Je ne pense à rien quand je me connecte sur ma page Facebook personelle. Je ne pense à rien, parce que je sais que je n’y trouverai rien. Elle est comme un épouvantail. Elle me protège des piques et des heurts d’une histoire familiale merdique. J’existe sur le réseau, mais je n’y publie plus jamais rien depuis que mon père, inconnu au répertoire depuis maintenant 17 ans, m’a demandé en amie. M’a demandé en amie. Mon putain de père. Qui a cru pouvoir s’offrir le luxe d’un aperçu gratuit dans ma vie, sans avoir à demander pardon et sans avoir à parler. En quelques clics, devenons amis, et laisse moi voir si tu as changé, ma fille, depuis ces presque vingt années passées. Laisse moi regarder les photos de ton adolescence, celle que j’ai raté, laisse moi chercher sur ton visage les lignes et les traits qui me ressemblent, laisse moi observer tes failles et tes réussites, laisse moi contempler à distance, bien planqué derrière la lumière verdâtre de mon écran, ce que tu es devenue, laisse moi te juger et te condamner. Non merci. Va bien te faire enculer.

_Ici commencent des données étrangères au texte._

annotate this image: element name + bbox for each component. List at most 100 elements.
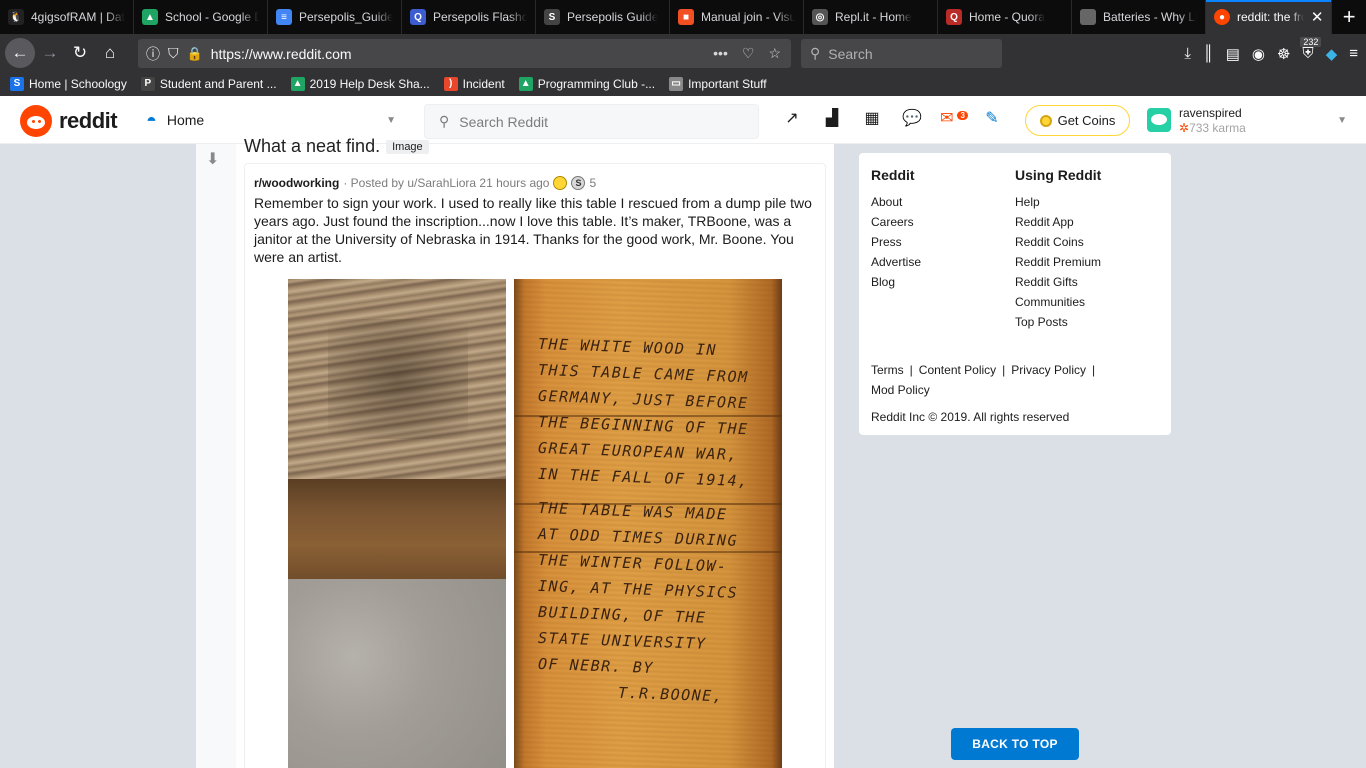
get-coins-button[interactable]: Get Coins (1025, 105, 1130, 136)
menu-icon[interactable]: ≡ (1349, 45, 1358, 62)
mail-icon[interactable]: ✉ 3 (940, 108, 968, 128)
bookmark-icon: S (10, 77, 24, 91)
url-bar[interactable]: ⓘ ⛉ 🔒 https://www.reddit.com ••• ♡ ☆ (138, 39, 791, 68)
back-to-top-button[interactable]: BACK TO TOP (951, 728, 1079, 760)
post-title-text: What a neat find. (244, 136, 381, 156)
extension-2-icon[interactable]: ◆ (1326, 45, 1338, 63)
subreddit-link[interactable]: r/woodworking (254, 176, 339, 190)
footer-link[interactable]: Press (871, 232, 1015, 252)
bookmarks-bar: S Home | Schoology P Student and Parent ...… (0, 72, 1366, 96)
footer-link[interactable]: Top Posts (1015, 312, 1159, 332)
sidebar-icon[interactable]: ▤ (1226, 45, 1240, 63)
forward-button[interactable]: → (35, 38, 65, 68)
tab-favicon-icon: ≡ (276, 9, 292, 25)
tab-reddit-active[interactable]: ● reddit: the front ✕ (1206, 0, 1333, 34)
reddit-search-input[interactable]: ⚲ Search Reddit (424, 104, 759, 139)
karma-icon: ✲ (1179, 121, 1190, 135)
ublock-icon[interactable]: 232 ⛨ (1300, 37, 1322, 62)
browser-tab[interactable]: S Persepolis Guide (536, 0, 670, 34)
footer-link[interactable]: Advertise (871, 252, 1015, 272)
new-tab-button[interactable]: + (1332, 0, 1366, 34)
reddit-links-column: Reddit About Careers Press Advertise Blog (871, 167, 1015, 332)
browser-tab-bar: 🐧 4gigsofRAM | Dat ▲ School - Google D ≡ Pers… (0, 0, 1366, 34)
tab-favicon-icon: ◎ (812, 9, 828, 25)
user-dropdown[interactable]: ravenspired ✲733 karma ▼ (1147, 104, 1347, 136)
mail-badge: 3 (957, 111, 968, 120)
separator: | (1091, 363, 1096, 377)
tab-label: Persepolis Guide (567, 10, 659, 24)
info-icon[interactable]: ⓘ (146, 44, 160, 64)
stain-shadow (328, 319, 468, 439)
footer-link[interactable]: Help (1015, 192, 1159, 212)
home-button[interactable]: ⌂ (95, 38, 125, 68)
close-tab-icon[interactable]: ✕ (1311, 8, 1324, 26)
mod-policy-link[interactable]: Mod Policy (871, 383, 930, 397)
using-reddit-links-column: Using Reddit Help Reddit App Reddit Coins R… (1015, 167, 1159, 332)
bookmark-item[interactable]: ▲ 2019 Help Desk Sha... (290, 77, 430, 91)
table-photo[interactable] (288, 279, 506, 768)
header-icons: ↗ ▟ ▦ 💬 ✉ 3 ✎ (780, 108, 1004, 128)
floor-area (288, 579, 506, 768)
reddit-wordmark: reddit (59, 108, 118, 133)
browser-tab[interactable]: Q Persepolis Flashca (402, 0, 536, 34)
browser-tab[interactable]: Batteries - Why Li (1072, 0, 1206, 34)
footer-link[interactable]: Careers (871, 212, 1015, 232)
browser-tab[interactable]: ▲ School - Google D (134, 0, 268, 34)
post-card[interactable]: ⬇ What a neat find. Image r/woodworking ·… (196, 136, 834, 768)
home-dropdown[interactable]: ◓ Home ▼ (146, 104, 396, 136)
page-actions-icon[interactable]: ••• (713, 45, 728, 62)
back-button[interactable]: ← (5, 38, 35, 68)
url-text[interactable]: https://www.reddit.com (211, 46, 352, 62)
browser-search-input[interactable]: ⚲ Search (801, 39, 1002, 68)
extension-icon[interactable]: ☸ (1277, 45, 1290, 63)
shield-icon[interactable]: ⛉ (168, 45, 179, 62)
reddit-logo[interactable]: reddit (20, 105, 118, 137)
reload-button[interactable]: ↻ (65, 38, 95, 68)
trending-icon[interactable]: ↗ (780, 108, 804, 128)
bookmark-icon: ) (443, 77, 458, 91)
username: ravenspired (1179, 106, 1242, 120)
privacy-policy-link[interactable]: Privacy Policy (1011, 363, 1086, 377)
bookmark-item[interactable]: S Home | Schoology (10, 77, 127, 91)
post-title[interactable]: What a neat find. Image (244, 136, 429, 157)
footer-link[interactable]: Blog (871, 272, 1015, 292)
pocket-icon[interactable]: ♡ (742, 45, 755, 62)
footer-link[interactable]: Reddit App (1015, 212, 1159, 232)
badge-count: 232 (1300, 37, 1322, 47)
inscription-photo[interactable]: THE WHITE WOOD IN THIS TABLE CAME FROM GER… (514, 279, 782, 768)
leaderboard-icon[interactable]: ▟ (820, 108, 844, 128)
footer-link[interactable]: Reddit Premium (1015, 252, 1159, 272)
footer-link[interactable]: Reddit Gifts (1015, 272, 1159, 292)
tab-label: Manual join - Visu (701, 10, 795, 24)
bookmark-star-icon[interactable]: ☆ (768, 45, 781, 62)
terms-link[interactable]: Terms (871, 363, 904, 377)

Bien sur on pourrait croire qu’il s’agit en fait d’une mesure désespérée pour me récupérer, pour revenir dans ma vie, pour m’approcher sans me brusquer. Qu’est ce que c’est qu’une notification Facebook de plus ou de moins après tout, qu’est ce que ca change sur toute une vie, on devient amis et puis on se met à parler, on finit par se voir, et par tout recommencer. Connerie. Connerie. Connerie. Dans le top 10 des événements les plus violents pour moi de ces quelques dernières années, l’apparition masquée de mon père sur mon écran est en pole position. Tellement de mépris dans ce moyen facile de me signifier son intérêt soudain. Je l’ai mal pris. Et je ne l’ai toujours pas digéré. Alors je fuis toute représentation réelle de moi même indexée par Google. Je ne veux rien laisser transparaître de gratuit, d’accessible, de facile. Je ne veux pas qu’on vienne visiter mes albums photos et mes notes entre deux consultations, pour se donner bonne conscience, pour se rassurer de ne pas m’avoir trop abîmé. Je veux avoir de l’importance. Et je veux qu’il m’en donne, si nous devons nous recroiser.
J’ai pourtant accepté de vieilles amies, d’anciens amants, j’ai discuté, j’ai pardonné, je suis passée à autre chose et nous nous sommes mutuellement ignorés. Mais la blessure est trop profonde cette fois pour que je laisse filer. Pour que je sois bienveillante. Pour que j’ai envie de céder. C’est mon sang qui me trahit, épais, têtu, mauvais. C’est tout mon père en moi qui me crie de résister. C’est absurde comme bataille. Mais je ne connais pas d’autres plans, d’autres techniques pour assurer ma santé mentale. Je n’ai pas de haine, je me raccroche au mépris. A cet instant où quand la marque rouge sur l’écran bleu est apparue, j’ai compris que l’homme contre lequel je me battais était petit, ridicule, humain, destructible, faillible, inutile. Qu’il n’y avait pas d’affrontement, puisqu’il en était incapable.